Wells’s Case [2006] VCAT 2370 (Senior Member Howell, 16 November 2006)
I have always thought I was the only person in the world who held the view that an unsuccessful claimant in the Legal Profession Tribunal was not allowed, despite s. 133(2) of the Legal Practice Act, 1996 to have a second go in the courts, even though a successful claimant was allowed to do so. I probably wasn’t, since that’s what Senior Member Howell (formerly the Tribunal’s Registrar) decided in VCAT the other day, and he has probably always thought the same way. The issue never seemed to require a decision. The section said:
“A compensation order [made by the Legal Profession Tribunal] does not affect the right of client to recover damages for pecuniary loss, but a court in making an award of damages must take the compensation order into account.”
The equivalent provisions in the Legal Profession Act, 2004 is s. 4.2.14(2).

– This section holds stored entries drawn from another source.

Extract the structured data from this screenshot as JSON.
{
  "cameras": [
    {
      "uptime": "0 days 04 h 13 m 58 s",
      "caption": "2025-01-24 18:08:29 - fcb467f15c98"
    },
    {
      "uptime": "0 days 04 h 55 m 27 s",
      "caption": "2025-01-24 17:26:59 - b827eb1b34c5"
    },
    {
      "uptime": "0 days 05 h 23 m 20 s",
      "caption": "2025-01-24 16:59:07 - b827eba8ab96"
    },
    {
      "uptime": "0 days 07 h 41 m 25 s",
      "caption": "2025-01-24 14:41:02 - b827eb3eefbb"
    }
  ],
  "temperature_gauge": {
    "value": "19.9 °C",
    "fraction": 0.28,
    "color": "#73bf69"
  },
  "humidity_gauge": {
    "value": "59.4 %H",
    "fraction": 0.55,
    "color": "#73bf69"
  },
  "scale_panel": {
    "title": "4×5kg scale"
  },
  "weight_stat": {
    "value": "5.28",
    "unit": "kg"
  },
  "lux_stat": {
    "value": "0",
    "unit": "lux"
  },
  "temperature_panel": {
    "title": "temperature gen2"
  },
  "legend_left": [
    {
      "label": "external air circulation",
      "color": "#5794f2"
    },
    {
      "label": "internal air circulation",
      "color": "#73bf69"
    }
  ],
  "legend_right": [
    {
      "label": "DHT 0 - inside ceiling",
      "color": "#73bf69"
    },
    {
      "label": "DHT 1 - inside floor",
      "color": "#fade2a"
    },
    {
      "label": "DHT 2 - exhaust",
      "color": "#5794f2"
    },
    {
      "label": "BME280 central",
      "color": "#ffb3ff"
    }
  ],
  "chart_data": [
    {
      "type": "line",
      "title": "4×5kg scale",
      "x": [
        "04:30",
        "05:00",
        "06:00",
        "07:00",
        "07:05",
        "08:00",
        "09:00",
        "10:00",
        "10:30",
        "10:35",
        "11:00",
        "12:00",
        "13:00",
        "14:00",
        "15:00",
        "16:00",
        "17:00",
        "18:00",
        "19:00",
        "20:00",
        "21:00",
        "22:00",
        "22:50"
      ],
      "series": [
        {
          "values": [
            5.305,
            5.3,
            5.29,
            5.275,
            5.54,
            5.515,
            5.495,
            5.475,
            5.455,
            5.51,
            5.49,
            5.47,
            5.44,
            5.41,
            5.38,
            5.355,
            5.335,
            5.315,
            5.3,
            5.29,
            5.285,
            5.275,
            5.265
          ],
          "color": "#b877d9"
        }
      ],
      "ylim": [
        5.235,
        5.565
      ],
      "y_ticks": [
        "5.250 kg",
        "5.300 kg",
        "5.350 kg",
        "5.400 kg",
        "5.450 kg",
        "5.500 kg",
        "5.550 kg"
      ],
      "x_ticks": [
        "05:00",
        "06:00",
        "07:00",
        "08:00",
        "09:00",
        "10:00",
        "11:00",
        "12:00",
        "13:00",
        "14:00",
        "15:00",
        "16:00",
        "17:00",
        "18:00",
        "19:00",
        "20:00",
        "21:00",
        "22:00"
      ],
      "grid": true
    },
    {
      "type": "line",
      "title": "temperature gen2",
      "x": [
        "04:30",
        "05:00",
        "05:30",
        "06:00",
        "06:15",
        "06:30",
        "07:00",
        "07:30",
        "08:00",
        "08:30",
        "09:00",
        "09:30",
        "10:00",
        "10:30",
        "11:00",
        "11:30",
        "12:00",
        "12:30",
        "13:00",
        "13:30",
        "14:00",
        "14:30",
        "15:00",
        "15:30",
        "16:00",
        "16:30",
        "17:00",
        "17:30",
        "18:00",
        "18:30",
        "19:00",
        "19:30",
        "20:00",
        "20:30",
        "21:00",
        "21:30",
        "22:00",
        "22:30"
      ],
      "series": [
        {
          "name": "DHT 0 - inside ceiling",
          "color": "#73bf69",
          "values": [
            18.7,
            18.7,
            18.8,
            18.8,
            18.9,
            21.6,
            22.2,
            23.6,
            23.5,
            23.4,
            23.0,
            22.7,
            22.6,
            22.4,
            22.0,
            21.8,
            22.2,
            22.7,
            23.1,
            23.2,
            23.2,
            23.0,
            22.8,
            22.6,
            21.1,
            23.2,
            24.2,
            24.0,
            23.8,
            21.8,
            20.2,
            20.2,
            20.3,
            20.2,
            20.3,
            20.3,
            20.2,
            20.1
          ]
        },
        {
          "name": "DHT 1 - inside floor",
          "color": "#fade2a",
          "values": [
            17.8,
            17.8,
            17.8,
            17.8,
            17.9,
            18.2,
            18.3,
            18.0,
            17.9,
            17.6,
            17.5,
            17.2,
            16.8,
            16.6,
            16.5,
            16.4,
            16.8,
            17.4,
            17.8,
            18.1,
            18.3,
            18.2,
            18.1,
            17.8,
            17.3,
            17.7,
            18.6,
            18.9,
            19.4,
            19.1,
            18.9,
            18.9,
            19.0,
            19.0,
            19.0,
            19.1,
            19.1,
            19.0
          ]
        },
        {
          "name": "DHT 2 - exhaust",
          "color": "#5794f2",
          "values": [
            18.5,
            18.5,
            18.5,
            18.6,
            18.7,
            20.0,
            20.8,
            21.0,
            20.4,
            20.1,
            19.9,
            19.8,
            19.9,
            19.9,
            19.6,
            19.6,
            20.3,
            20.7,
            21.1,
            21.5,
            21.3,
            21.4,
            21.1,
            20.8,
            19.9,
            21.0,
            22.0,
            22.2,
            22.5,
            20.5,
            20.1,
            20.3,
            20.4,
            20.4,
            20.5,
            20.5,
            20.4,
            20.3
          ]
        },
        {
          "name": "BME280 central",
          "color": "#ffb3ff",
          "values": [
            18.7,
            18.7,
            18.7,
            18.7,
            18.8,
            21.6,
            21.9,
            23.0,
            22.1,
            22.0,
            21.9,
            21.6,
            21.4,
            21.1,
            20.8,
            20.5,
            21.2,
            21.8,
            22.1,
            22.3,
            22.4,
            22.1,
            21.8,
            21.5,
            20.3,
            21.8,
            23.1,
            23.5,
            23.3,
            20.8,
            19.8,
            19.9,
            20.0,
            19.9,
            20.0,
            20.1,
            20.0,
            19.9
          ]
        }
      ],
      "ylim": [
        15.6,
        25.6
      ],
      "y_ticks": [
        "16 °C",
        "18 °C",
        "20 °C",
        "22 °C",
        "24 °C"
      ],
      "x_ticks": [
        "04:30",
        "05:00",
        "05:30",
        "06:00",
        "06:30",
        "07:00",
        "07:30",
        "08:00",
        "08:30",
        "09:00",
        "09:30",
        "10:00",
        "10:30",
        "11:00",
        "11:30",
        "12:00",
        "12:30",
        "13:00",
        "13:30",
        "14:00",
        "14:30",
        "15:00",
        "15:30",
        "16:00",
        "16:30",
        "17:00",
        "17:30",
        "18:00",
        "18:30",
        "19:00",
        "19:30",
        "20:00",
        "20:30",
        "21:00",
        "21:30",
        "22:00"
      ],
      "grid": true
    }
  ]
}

So the pecuniary loss dispute regime under the Legal Practice Act, 1996 was not a true “two bites at the cherry system” after all. When Mr Howell said “Determination of the issues in the original proceeding brought the litigation between [the Client] and [the Legal Practitioner] to an end”, he must be taken to have been alluding to the proposition that the Client’s claims became res judicata. To attempt to agitate them again was an abuse of process, he said, and the second proceeding was struck out with costs under s. 75 of the VCAT Act, 1998. The way in which the second proceeding came before VCAT was as a claim under the Fair Trading Act, 1999.